Intermittent problems are a pain, have to test when problem is ongoing.
engines need 3 things to start (petrol engine)
fuel, air and a spark,
as you have been working on your fuel system it is best to suspect this system first,
on engine turn over see if you can smell fuel at the exhaust.
if you smell fuel the fuel regulation mybe too high and the engine is flooding.
if you do not smell fuel, remove fuel line from engine and ensure fuel is getting to the engine,
(be careful not to let fuel spill this generates a fire risk)..
once fuel is getting to the engine, check your ignition system to ensure you have a good spark to ignite the fuel.
finally check your air filter is not blocked and that you have air getting to the engine.

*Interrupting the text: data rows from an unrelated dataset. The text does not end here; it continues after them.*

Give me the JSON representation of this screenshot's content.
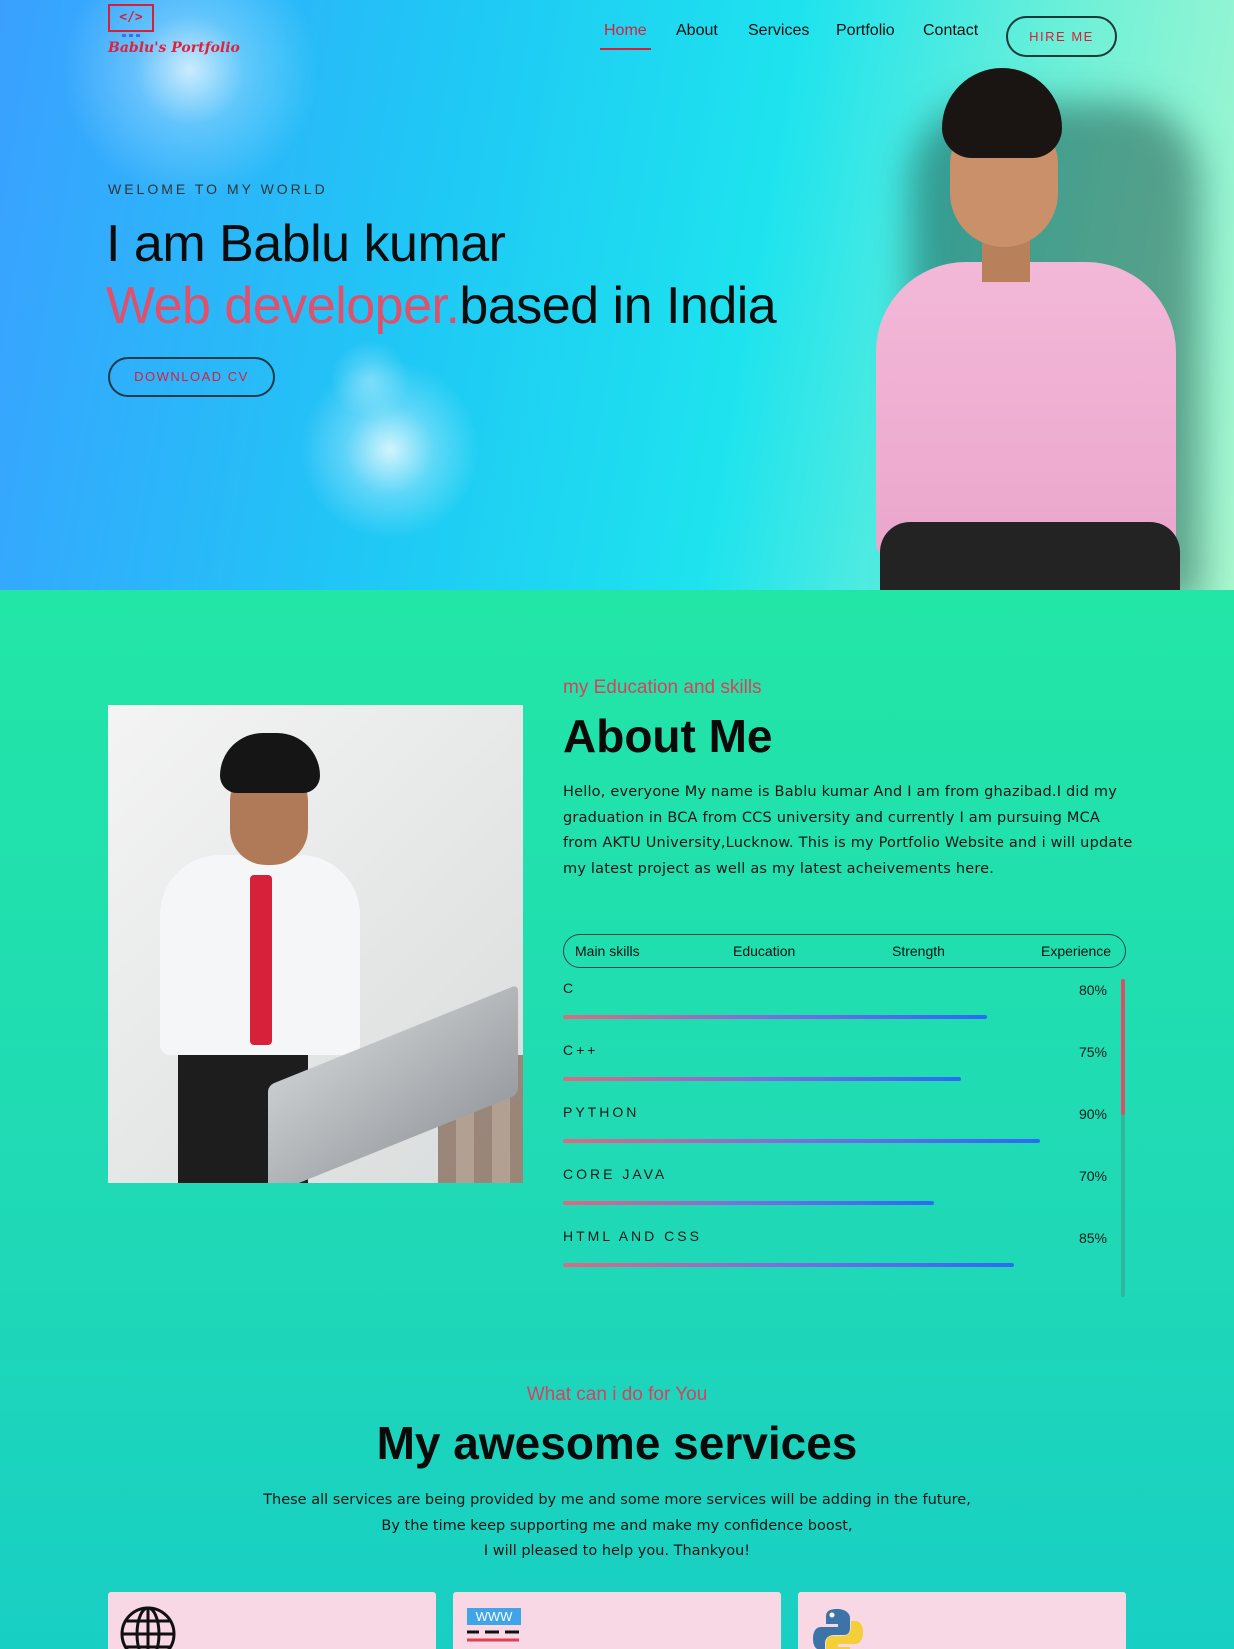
{
  "logo": {
    "symbol": "</>",
    "text": "Bablu's Portfolio"
  },
  "nav": {
    "items": [
      {
        "label": "Home",
        "active": true
      },
      {
        "label": "About",
        "active": false
      },
      {
        "label": "Services",
        "active": false
      },
      {
        "label": "Portfolio",
        "active": false
      },
      {
        "label": "Contact",
        "active": false
      }
    ],
    "hire_label": "HIRE ME"
  },
  "hero": {
    "welcome": "WELOME TO MY WORLD",
    "line1": "I am Bablu kumar",
    "line2_accent": "Web developer.",
    "line2_rest": "based in India",
    "download_label": "DOWNLOAD CV"
  },
  "about": {
    "subtitle": "my Education and skills",
    "title": "About Me",
    "text": "Hello, everyone My name is Bablu kumar And I am from ghazibad.I did my graduation in BCA from CCS university and currently I am pursuing MCA from AKTU University,Lucknow. This is my Portfolio Website and i will update my latest project as well as my latest acheivements here.",
    "tabs": [
      "Main skills",
      "Education",
      "Strength",
      "Experience"
    ],
    "skills": [
      {
        "name": "C",
        "percent_label": "80%",
        "percent": 80
      },
      {
        "name": "C++",
        "percent_label": "75%",
        "percent": 75
      },
      {
        "name": "PYTHON",
        "percent_label": "90%",
        "percent": 90
      },
      {
        "name": "CORE JAVA",
        "percent_label": "70%",
        "percent": 70
      },
      {
        "name": "HTML AND CSS",
        "percent_label": "85%",
        "percent": 85
      }
    ]
  },
  "services": {
    "subtitle": "What can i do for You",
    "title": "My awesome services",
    "text_lines": [
      "These all services are being provided by me and some more services will be adding in the future,",
      "By the time keep supporting me and make my confidence boost,",
      "I will pleased to help you. Thankyou!"
    ],
    "cards": [
      {
        "icon": "globe-icon"
      },
      {
        "icon": "www-icon",
        "icon_text": "WWW"
      },
      {
        "icon": "python-icon"
      }
    ]
  },
  "colors": {
    "accent": "#d81f3a",
    "accent_soft": "#e0506a",
    "card_bg": "#f8d8e4"
  }
}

the engine is either not getting fuel, or is not getting spark. with the ignition key in the "run" position, listen under the rear of the car (near the fuel tank) for the sound of the fuel pump. or, after cranking on the starter for a while, remove a spark plug and smell it. smells like gas? if so, the problem lies in the electrical area. if not, fuel is not getting to the engine.

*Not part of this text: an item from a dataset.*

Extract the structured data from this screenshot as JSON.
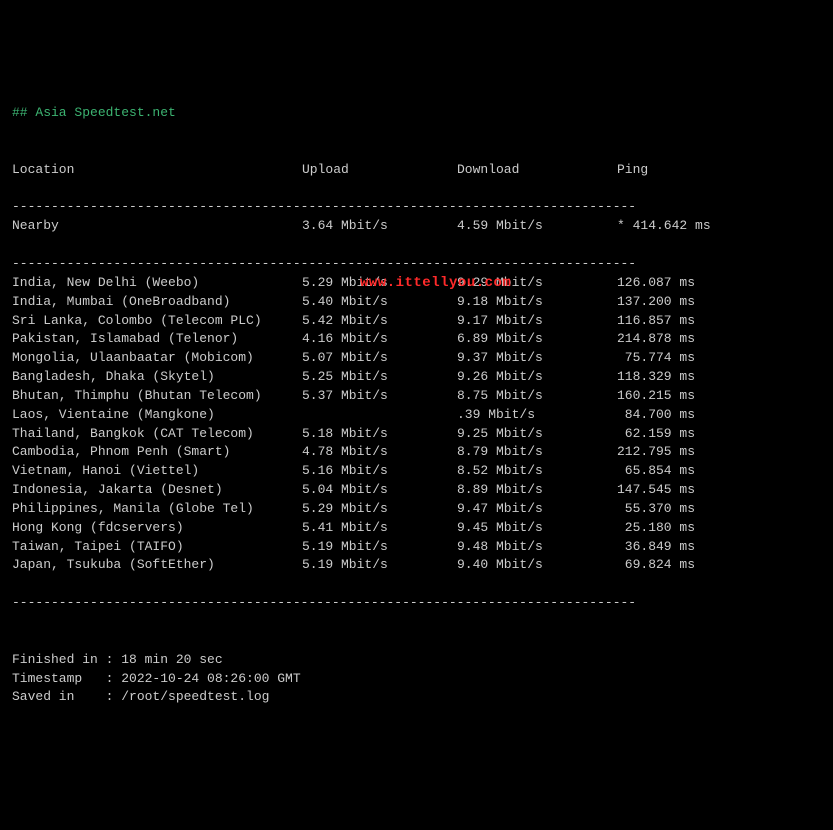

This may be a result of no fuel or no spark. To test, remove a spark plug after turning the engine over for a few turns and smell it. If it smells like gas, it's a spark problem, if not you should check your fuel lines for leaks or your fuel pump. A quick way to test the fuel pump is to put the key in the ignition, turn it to "on" but don't try to start the car and listen for the pump to "prime" the system. It will sound like a low humm.
To check for spark, remove a plug and hold it against the engine block while someone tries to start the car (only turn the engine over once or twice while doing this!). If you are getting spark, you should see it. If you aren't, check the firing order, the distributor cap/coil packs, wires, and the plugs themselves.